Concept #15Mediumgen-ai-fundamentals

Explain chain-of-thought (CoT) prompting. Why does it work?

#gen-ai#prompt-engineering

Answer

Chain-of-Thought Prompting

Chain-of-Thought (CoT) prompting instructs the LLM to reason step-by-step before producing the final answer. It dramatically improves performance on multi-step reasoning tasks.

Why CoT Works

Standard prompting forces the model to "jump" to an answer. CoT allocates more compute (tokens) to reasoning, allowing the model to work through intermediate steps — similar to how a human solves a math problem by writing out the steps.

Zero-Shot CoT

Simply add "Let's think step by step" (or similar) to the prompt.

python
from openai import OpenAI
client = OpenAI()

# Without CoT — often wrong on multi-step problems
basic_prompt = "If a train travels 120km in 1.5 hours, then slows down and travels 80km in 2 hours, what is its average speed for the whole journey?"

# With Zero-Shot CoT
cot_prompt = '''If a train travels 120km in 1.5 hours, then slows down and travels 80km in 2 hours,
what is its average speed for the whole journey?

Let's think step by step.'''

response = client.chat.completions.create(
    model="gpt-4o",
    messages=[{"role": "user", "content": cot_prompt}],
    temperature=0
)
print(response.choices[0].message.content)
# Step 1: Total distance = 120 + 80 = 200km
# Step 2: Total time = 1.5 + 2 = 3.5 hours
# Step 3: Average speed = 200 / 3.5 = 57.1 km/h

Few-Shot CoT

Provide worked examples showing the reasoning process.

python
few_shot_cot_prompt = '''Solve these word problems by reasoning step by step.

Problem: Roger has 5 tennis balls. He buys 2 more cans of 3 balls each. How many does he have?
Reasoning: Roger starts with 5 balls. 2 cans × 3 balls = 6 new balls. 5 + 6 = 11 total.
Answer: 11

Problem: A cafeteria had 23 apples. They used 20 to make lunch and bought 6 more. How many apples do they have?
Reasoning: '''

# Model continues with the step-by-step reasoning

Self-Consistency (Ensemble CoT)

Generate multiple reasoning chains, then take the majority vote on the final answer.

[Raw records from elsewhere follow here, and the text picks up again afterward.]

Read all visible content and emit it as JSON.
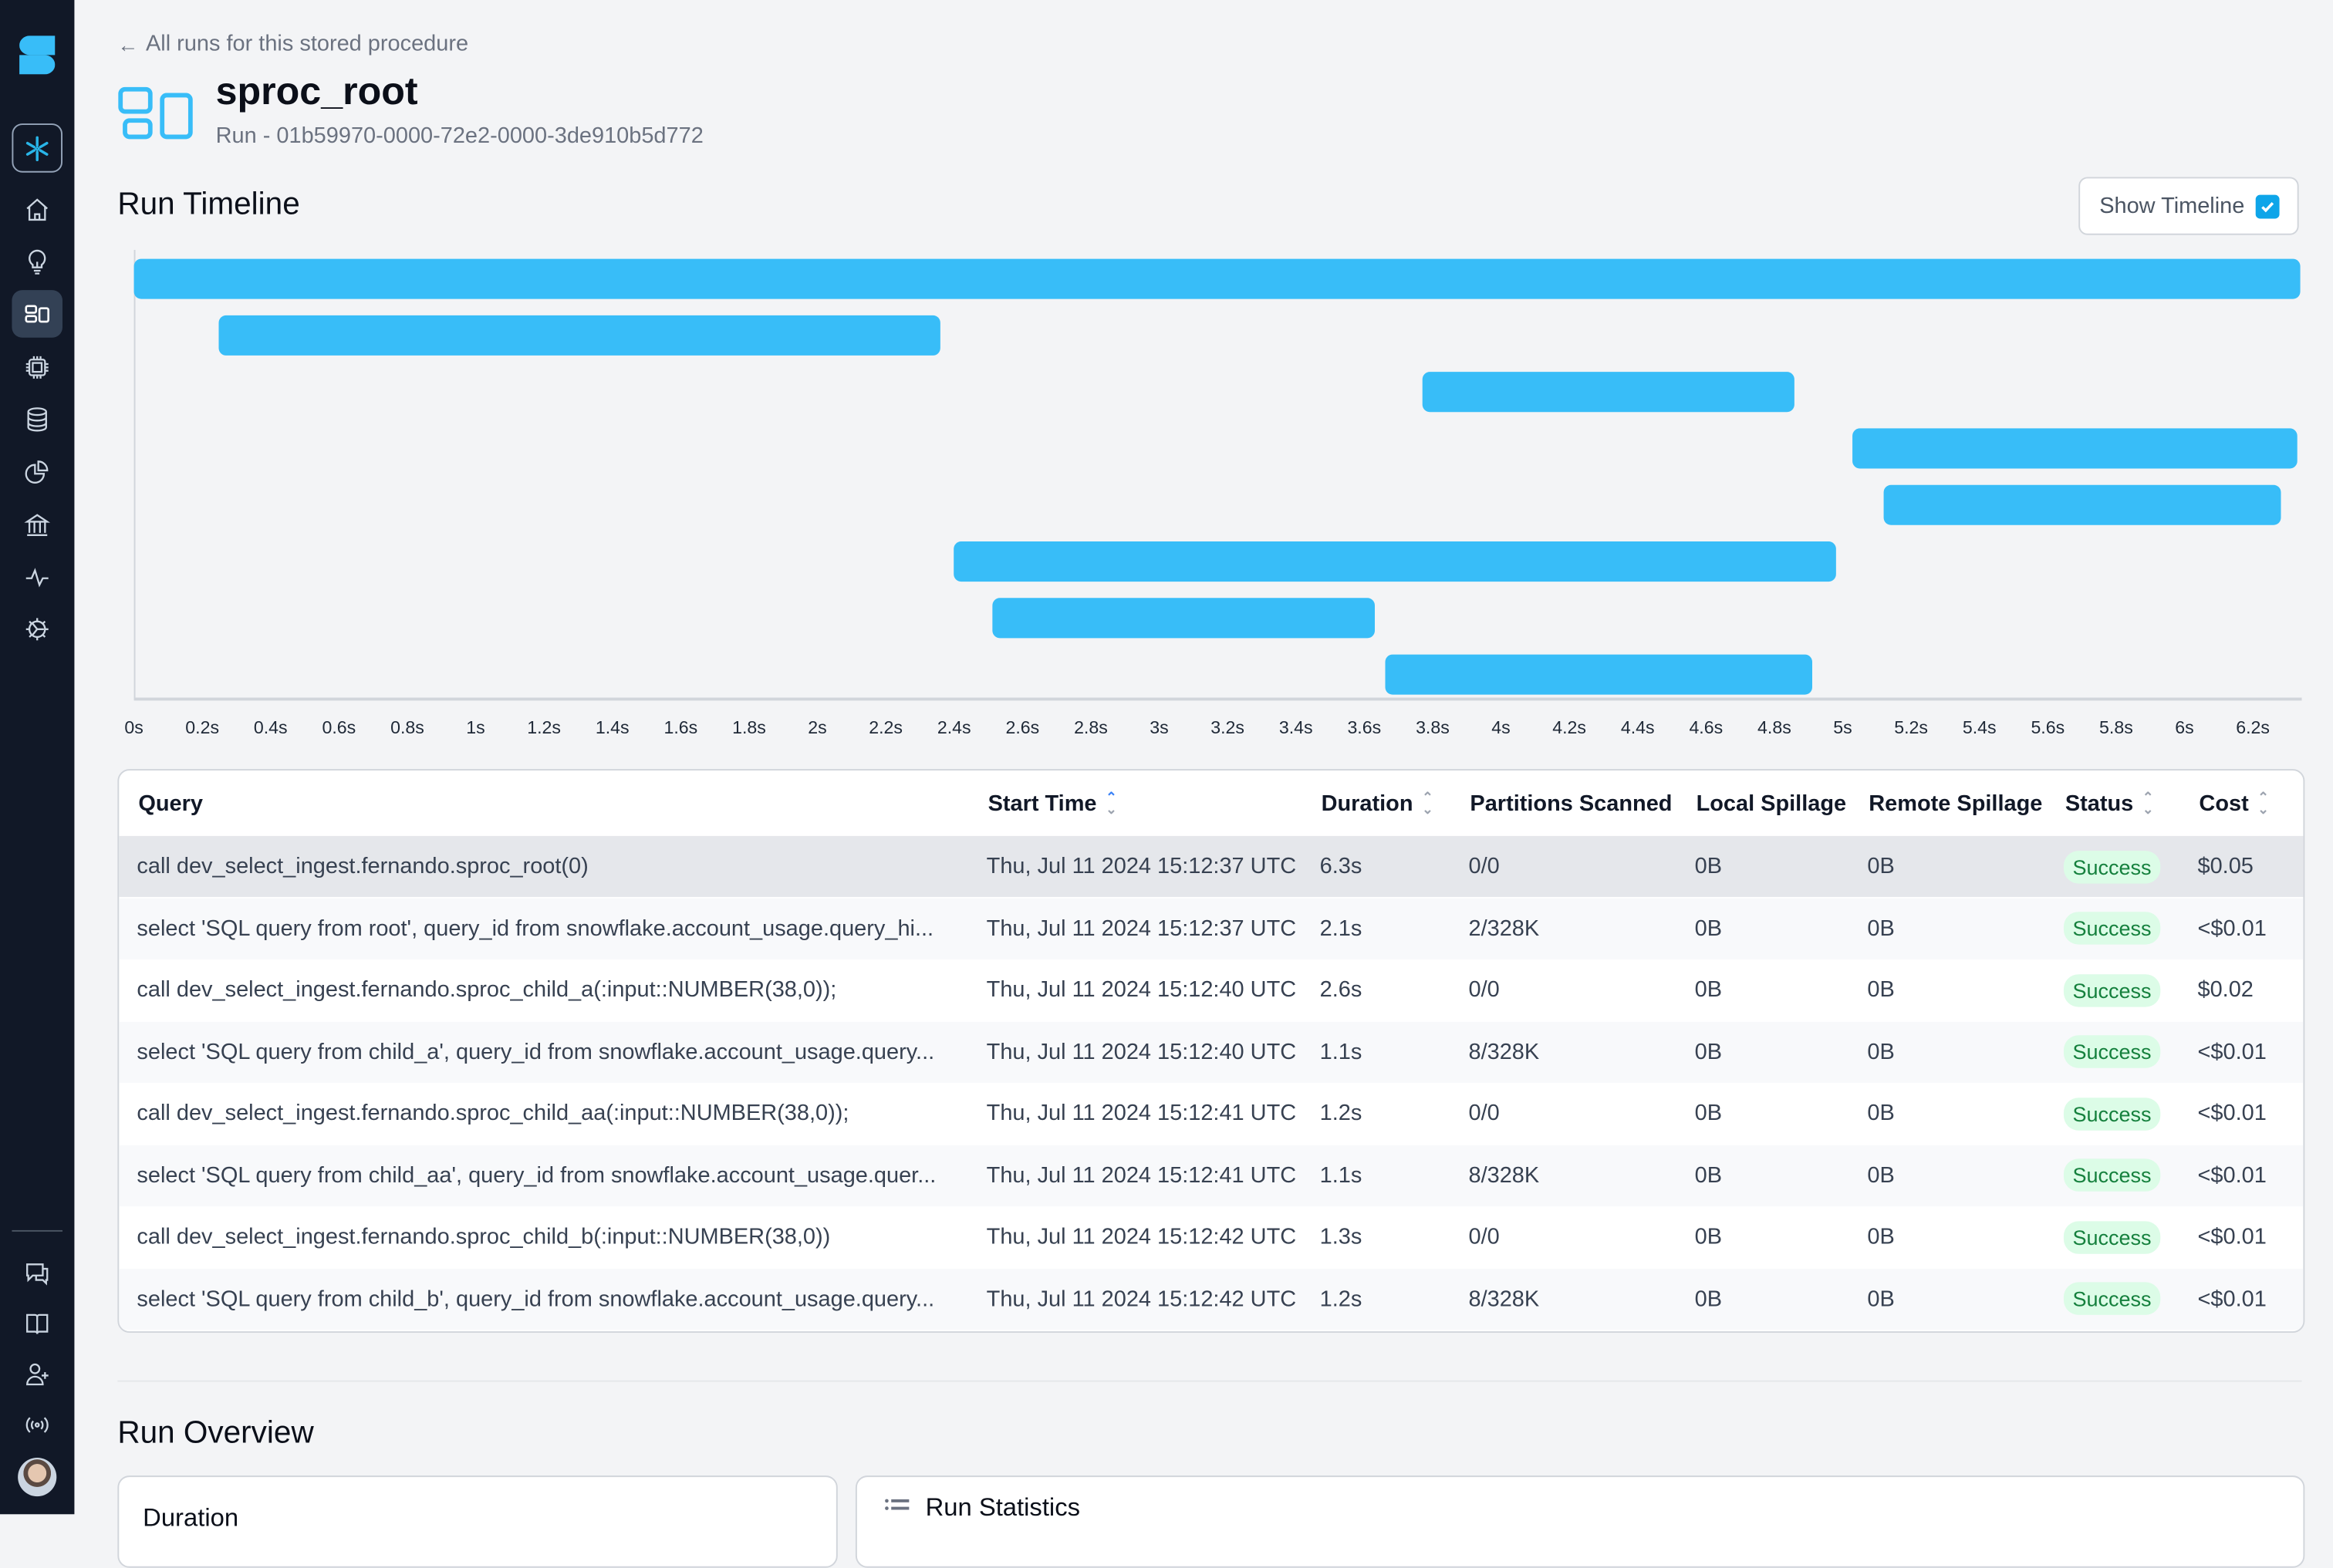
{
  "sidebar": {
    "logo": "app-logo",
    "items": [
      {
        "name": "snowflake-account",
        "icon": "snowflake-icon"
      },
      {
        "name": "home",
        "icon": "home-icon"
      },
      {
        "name": "insights",
        "icon": "lightbulb-icon"
      },
      {
        "name": "stored-procedures",
        "icon": "layout-blocks-icon",
        "active": true
      },
      {
        "name": "compute",
        "icon": "chip-icon"
      },
      {
        "name": "databases",
        "icon": "database-icon"
      },
      {
        "name": "analytics",
        "icon": "pie-chart-icon"
      },
      {
        "name": "governance",
        "icon": "bank-icon"
      },
      {
        "name": "activity",
        "icon": "activity-icon"
      },
      {
        "name": "settings",
        "icon": "gear-icon"
      }
    ],
    "bottom_items": [
      {
        "name": "feedback",
        "icon": "chat-icon"
      },
      {
        "name": "docs",
        "icon": "book-icon"
      },
      {
        "name": "invite-user",
        "icon": "user-plus-icon"
      },
      {
        "name": "status",
        "icon": "broadcast-icon"
      }
    ]
  },
  "header": {
    "back_link": "All runs for this stored procedure",
    "title": "sproc_root",
    "subtitle": "Run - 01b59970-0000-72e2-0000-3de910b5d772"
  },
  "timeline": {
    "title": "Run Timeline",
    "show_timeline_label": "Show Timeline",
    "show_timeline_checked": true,
    "bar_color": "#38bdf8"
  },
  "chart_data": {
    "type": "bar",
    "orientation": "horizontal-gantt",
    "title": "Run Timeline",
    "xlabel": "",
    "ylabel": "",
    "xlim": [
      0,
      6.35
    ],
    "x_unit": "s",
    "x_ticks": [
      "0s",
      "0.2s",
      "0.4s",
      "0.6s",
      "0.8s",
      "1s",
      "1.2s",
      "1.4s",
      "1.6s",
      "1.8s",
      "2s",
      "2.2s",
      "2.4s",
      "2.6s",
      "2.8s",
      "3s",
      "3.2s",
      "3.4s",
      "3.6s",
      "3.8s",
      "4s",
      "4.2s",
      "4.4s",
      "4.6s",
      "4.8s",
      "5s",
      "5.2s",
      "5.4s",
      "5.6s",
      "5.8s",
      "6s",
      "6.2s"
    ],
    "x_tick_values": [
      0,
      0.2,
      0.4,
      0.6,
      0.8,
      1,
      1.2,
      1.4,
      1.6,
      1.8,
      2,
      2.2,
      2.4,
      2.6,
      2.8,
      3,
      3.2,
      3.4,
      3.6,
      3.8,
      4,
      4.2,
      4.4,
      4.6,
      4.8,
      5,
      5.2,
      5.4,
      5.6,
      5.8,
      6,
      6.2
    ],
    "grid": false,
    "bars": [
      {
        "start": 0.0,
        "end": 6.34
      },
      {
        "start": 0.25,
        "end": 2.36
      },
      {
        "start": 3.77,
        "end": 4.86
      },
      {
        "start": 5.03,
        "end": 6.33
      },
      {
        "start": 5.12,
        "end": 6.28
      },
      {
        "start": 2.4,
        "end": 4.98
      },
      {
        "start": 2.51,
        "end": 3.63
      },
      {
        "start": 3.66,
        "end": 4.91
      }
    ]
  },
  "table": {
    "columns": [
      {
        "label": "Query",
        "sortable": false
      },
      {
        "label": "Start Time",
        "sortable": true,
        "sorted": "asc"
      },
      {
        "label": "Duration",
        "sortable": true
      },
      {
        "label": "Partitions Scanned",
        "sortable": false
      },
      {
        "label": "Local Spillage",
        "sortable": false
      },
      {
        "label": "Remote Spillage",
        "sortable": false
      },
      {
        "label": "Status",
        "sortable": true
      },
      {
        "label": "Cost",
        "sortable": true
      }
    ],
    "rows": [
      {
        "query": "call dev_select_ingest.fernando.sproc_root(0)",
        "start": "Thu, Jul 11 2024 15:12:37 UTC",
        "duration": "6.3s",
        "partitions": "0/0",
        "local": "0B",
        "remote": "0B",
        "status": "Success",
        "cost": "$0.05",
        "selected": true
      },
      {
        "query": "select 'SQL query from root', query_id from snowflake.account_usage.query_hi...",
        "start": "Thu, Jul 11 2024 15:12:37 UTC",
        "duration": "2.1s",
        "partitions": "2/328K",
        "local": "0B",
        "remote": "0B",
        "status": "Success",
        "cost": "<$0.01"
      },
      {
        "query": "call dev_select_ingest.fernando.sproc_child_a(:input::NUMBER(38,0));",
        "start": "Thu, Jul 11 2024 15:12:40 UTC",
        "duration": "2.6s",
        "partitions": "0/0",
        "local": "0B",
        "remote": "0B",
        "status": "Success",
        "cost": "$0.02"
      },
      {
        "query": "select 'SQL query from child_a', query_id from snowflake.account_usage.query...",
        "start": "Thu, Jul 11 2024 15:12:40 UTC",
        "duration": "1.1s",
        "partitions": "8/328K",
        "local": "0B",
        "remote": "0B",
        "status": "Success",
        "cost": "<$0.01"
      },
      {
        "query": "call dev_select_ingest.fernando.sproc_child_aa(:input::NUMBER(38,0));",
        "start": "Thu, Jul 11 2024 15:12:41 UTC",
        "duration": "1.2s",
        "partitions": "0/0",
        "local": "0B",
        "remote": "0B",
        "status": "Success",
        "cost": "<$0.01"
      },
      {
        "query": "select 'SQL query from child_aa', query_id from snowflake.account_usage.quer...",
        "start": "Thu, Jul 11 2024 15:12:41 UTC",
        "duration": "1.1s",
        "partitions": "8/328K",
        "local": "0B",
        "remote": "0B",
        "status": "Success",
        "cost": "<$0.01"
      },
      {
        "query": "call dev_select_ingest.fernando.sproc_child_b(:input::NUMBER(38,0))",
        "start": "Thu, Jul 11 2024 15:12:42 UTC",
        "duration": "1.3s",
        "partitions": "0/0",
        "local": "0B",
        "remote": "0B",
        "status": "Success",
        "cost": "<$0.01"
      },
      {
        "query": "select 'SQL query from child_b', query_id from snowflake.account_usage.query...",
        "start": "Thu, Jul 11 2024 15:12:42 UTC",
        "duration": "1.2s",
        "partitions": "8/328K",
        "local": "0B",
        "remote": "0B",
        "status": "Success",
        "cost": "<$0.01"
      }
    ]
  },
  "overview": {
    "title": "Run Overview",
    "left_card_title": "Duration",
    "right_card_title": "Run Statistics"
  },
  "colors": {
    "accent": "#0ea5e9",
    "sidebar_bg": "#111827",
    "success_bg": "#dcfce7",
    "success_text": "#15803d"
  }
}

Reduces variance significantly.

python
def self_consistent_answer(question: str, n_samples: int = 5) -> str:
    answers = []
    for _ in range(n_samples):
        response = client.chat.completions.create(
            model="gpt-4o",
            messages=[{"role": "user", "content": f"{question}\nLet's think step by step."}],
            temperature=0.7   # Some randomness to get diverse chains
        )
        # Extract final answer from last line
        answer = response.choices[0].message.content.strip().split("\n")[-1]
        answers.append(answer)

    # Return majority vote
    from collections import Counter
    return Counter(answers).most_common(1)[0][0]

When CoT Helps vs Doesn't

Task TypeCoT BenefitExample
Multi-step arithmeticHighWord problems, calculations
Logical reasoningHighSyllogisms, puzzle solving
Code debuggingHigh"Find the bug and fix it"
Causal reasoningHigh"Why did X happen?"
Simple factual retrievalLow"What is the capital of France?"
Text classificationLowSentiment analysis
Creative writingNeutralStory generation

Prompt Patterns

python
# Pattern 1: "Let's think step by step"
"Solve this problem. Let's think step by step: {problem}"

# Pattern 2: "First, ... then, ... finally, ..."
"First identify the key facts. Then apply the relevant formula. Finally state the answer."

# Pattern 3: Structured reasoning
"Reasoning: <your step-by-step thinking>\nAnswer: <final answer only>"

When CoT helps most: Multi-step arithmetic, logical reasoning, code debugging, causal reasoning. It helps less for simple factual retrieval or classification.